The kidney problems are a speed bump, not a roadblock. Sent messages off to my primary care doctor and hormone doctor to get things rolling towards a solution.
Not looking forward to an extra surgery, but so be it. Thankfully an orchiectomy is relatively minor as surgeries go.
Met with my regular doctor today and he confirmed the bad news I was expecting: spirolactone, the testosterone blocker I’m on is not only worsening my diabetes, but it’s now starting to cause serious kidney problems that could cause me to have to go on dialysis, or kill me if left unchecked.
So I need to go off it. But no testosterone blocker means my body will start re-masculizing. We’re doing a week-long test to see if maybe I can still take a smaller dose, but I’m not optimistic that’ll solve the kidney problems, nor prevent my body from changing in ways that are emotionally traumatic.
The ultimate solution is to have an orchiectomy to remove the testicles. Bye bye balls means no more testosterone. I wouldn’t mind seeing them gone, but doing that makes getting bottom surgery a bit more challenging next year. Without getting too TMI, one wants to avoid losing tissue and having scar tissue to work around.
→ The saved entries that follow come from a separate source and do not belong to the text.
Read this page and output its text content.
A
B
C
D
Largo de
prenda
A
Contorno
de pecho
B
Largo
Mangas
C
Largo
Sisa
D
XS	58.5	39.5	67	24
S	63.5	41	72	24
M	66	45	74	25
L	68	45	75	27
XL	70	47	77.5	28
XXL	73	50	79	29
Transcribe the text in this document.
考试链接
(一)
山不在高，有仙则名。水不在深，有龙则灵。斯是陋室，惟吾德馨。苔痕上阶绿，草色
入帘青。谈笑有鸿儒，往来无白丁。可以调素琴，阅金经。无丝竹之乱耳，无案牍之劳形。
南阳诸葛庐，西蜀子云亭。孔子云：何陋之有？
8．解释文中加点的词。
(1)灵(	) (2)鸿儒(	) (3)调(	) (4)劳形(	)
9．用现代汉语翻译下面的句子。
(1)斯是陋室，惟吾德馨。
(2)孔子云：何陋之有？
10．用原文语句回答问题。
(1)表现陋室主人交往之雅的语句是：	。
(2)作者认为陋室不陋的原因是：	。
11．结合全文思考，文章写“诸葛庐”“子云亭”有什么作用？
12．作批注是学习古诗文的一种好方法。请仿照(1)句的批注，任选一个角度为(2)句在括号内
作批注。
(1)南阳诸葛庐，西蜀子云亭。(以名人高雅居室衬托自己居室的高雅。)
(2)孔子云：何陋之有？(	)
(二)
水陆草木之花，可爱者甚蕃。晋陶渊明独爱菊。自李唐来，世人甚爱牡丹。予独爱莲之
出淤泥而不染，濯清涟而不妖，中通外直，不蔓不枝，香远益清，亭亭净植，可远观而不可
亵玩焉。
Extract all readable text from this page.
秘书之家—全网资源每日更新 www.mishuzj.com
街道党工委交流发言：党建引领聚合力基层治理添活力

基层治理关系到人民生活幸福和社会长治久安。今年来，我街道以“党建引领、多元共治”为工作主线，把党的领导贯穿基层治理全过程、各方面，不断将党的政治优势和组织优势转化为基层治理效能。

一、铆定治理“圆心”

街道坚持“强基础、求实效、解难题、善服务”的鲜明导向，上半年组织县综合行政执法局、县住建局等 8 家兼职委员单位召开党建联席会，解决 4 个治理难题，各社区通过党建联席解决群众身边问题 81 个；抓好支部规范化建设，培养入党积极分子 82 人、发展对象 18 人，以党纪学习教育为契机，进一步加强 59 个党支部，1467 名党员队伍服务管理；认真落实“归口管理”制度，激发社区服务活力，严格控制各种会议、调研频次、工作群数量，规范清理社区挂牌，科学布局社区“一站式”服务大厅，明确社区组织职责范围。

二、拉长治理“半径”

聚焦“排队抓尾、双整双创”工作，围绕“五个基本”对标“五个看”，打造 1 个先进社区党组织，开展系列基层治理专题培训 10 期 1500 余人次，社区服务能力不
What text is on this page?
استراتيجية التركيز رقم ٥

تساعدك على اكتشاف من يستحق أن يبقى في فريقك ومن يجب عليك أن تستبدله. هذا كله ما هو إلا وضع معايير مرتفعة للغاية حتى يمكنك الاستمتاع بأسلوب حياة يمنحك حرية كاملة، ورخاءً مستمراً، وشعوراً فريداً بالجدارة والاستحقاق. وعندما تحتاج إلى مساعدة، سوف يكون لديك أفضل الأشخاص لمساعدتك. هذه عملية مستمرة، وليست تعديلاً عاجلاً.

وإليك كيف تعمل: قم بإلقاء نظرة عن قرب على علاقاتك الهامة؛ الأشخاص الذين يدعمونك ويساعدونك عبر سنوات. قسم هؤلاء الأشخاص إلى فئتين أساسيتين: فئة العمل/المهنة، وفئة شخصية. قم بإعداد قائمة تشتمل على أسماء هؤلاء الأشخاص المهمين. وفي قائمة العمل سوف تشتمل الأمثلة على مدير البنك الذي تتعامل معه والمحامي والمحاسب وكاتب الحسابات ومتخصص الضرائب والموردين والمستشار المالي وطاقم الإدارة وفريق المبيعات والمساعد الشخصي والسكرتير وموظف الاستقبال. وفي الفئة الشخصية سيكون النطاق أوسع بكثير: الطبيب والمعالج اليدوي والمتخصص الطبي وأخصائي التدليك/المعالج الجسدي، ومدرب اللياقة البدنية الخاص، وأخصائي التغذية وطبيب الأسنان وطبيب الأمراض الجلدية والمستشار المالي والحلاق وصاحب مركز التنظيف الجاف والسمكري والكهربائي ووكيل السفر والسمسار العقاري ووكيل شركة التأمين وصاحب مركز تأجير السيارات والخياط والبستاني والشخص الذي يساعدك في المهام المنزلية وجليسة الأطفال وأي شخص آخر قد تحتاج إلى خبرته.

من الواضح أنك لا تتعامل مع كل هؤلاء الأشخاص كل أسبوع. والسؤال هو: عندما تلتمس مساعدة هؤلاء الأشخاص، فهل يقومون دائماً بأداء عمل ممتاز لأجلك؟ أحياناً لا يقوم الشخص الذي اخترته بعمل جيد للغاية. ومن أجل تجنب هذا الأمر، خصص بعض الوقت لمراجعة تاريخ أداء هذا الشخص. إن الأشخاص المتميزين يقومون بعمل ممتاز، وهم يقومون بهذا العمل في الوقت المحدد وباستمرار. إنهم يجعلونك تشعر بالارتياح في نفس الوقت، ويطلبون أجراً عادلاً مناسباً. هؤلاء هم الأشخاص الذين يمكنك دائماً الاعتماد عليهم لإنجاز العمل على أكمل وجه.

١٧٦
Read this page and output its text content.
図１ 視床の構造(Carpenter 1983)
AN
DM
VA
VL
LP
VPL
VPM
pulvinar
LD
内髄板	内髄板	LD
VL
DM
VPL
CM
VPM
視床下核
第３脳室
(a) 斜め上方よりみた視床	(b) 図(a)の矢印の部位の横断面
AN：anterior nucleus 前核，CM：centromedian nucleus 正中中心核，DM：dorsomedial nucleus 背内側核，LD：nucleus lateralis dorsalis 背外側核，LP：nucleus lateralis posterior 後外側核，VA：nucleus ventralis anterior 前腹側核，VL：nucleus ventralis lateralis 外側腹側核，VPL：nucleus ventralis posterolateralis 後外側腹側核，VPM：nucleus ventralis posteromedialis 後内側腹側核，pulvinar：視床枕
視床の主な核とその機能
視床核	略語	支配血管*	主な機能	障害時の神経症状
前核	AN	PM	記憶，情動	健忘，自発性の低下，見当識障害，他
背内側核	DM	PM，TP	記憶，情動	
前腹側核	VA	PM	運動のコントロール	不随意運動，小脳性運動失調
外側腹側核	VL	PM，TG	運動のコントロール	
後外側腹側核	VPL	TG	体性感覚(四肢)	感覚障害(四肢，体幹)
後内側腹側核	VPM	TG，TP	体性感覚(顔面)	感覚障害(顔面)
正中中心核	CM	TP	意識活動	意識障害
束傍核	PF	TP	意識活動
And Maude know if I can insurance to cover the orchi — my insurer will probably argue it’s “cosmetic” surgery and thus not covered (since they specifically prohibit coverage of almost all trans-related surgeries).
FML, just FML…
As I now close in on 190 hours of facial electrolysis, I look back on my naive optimism from two years ago.
Still a long ways to go,* although these days I rarely shave as long as I’m getting two hours of work done each week.
But the remaining hair is pretty translucent, making it hard for my electrologist to find, so I have to let it grow longer . Thankfully, it’s not terribly visible, but the feel of it — and the gender dysphoria it triggers — isn’t much fun.
* Hoping that I’ll be finished up in another six months or so. It’s a triumph of hope over experience, since my “stubborn Viking hair” as she calls it, is not giving up without a considerable fight.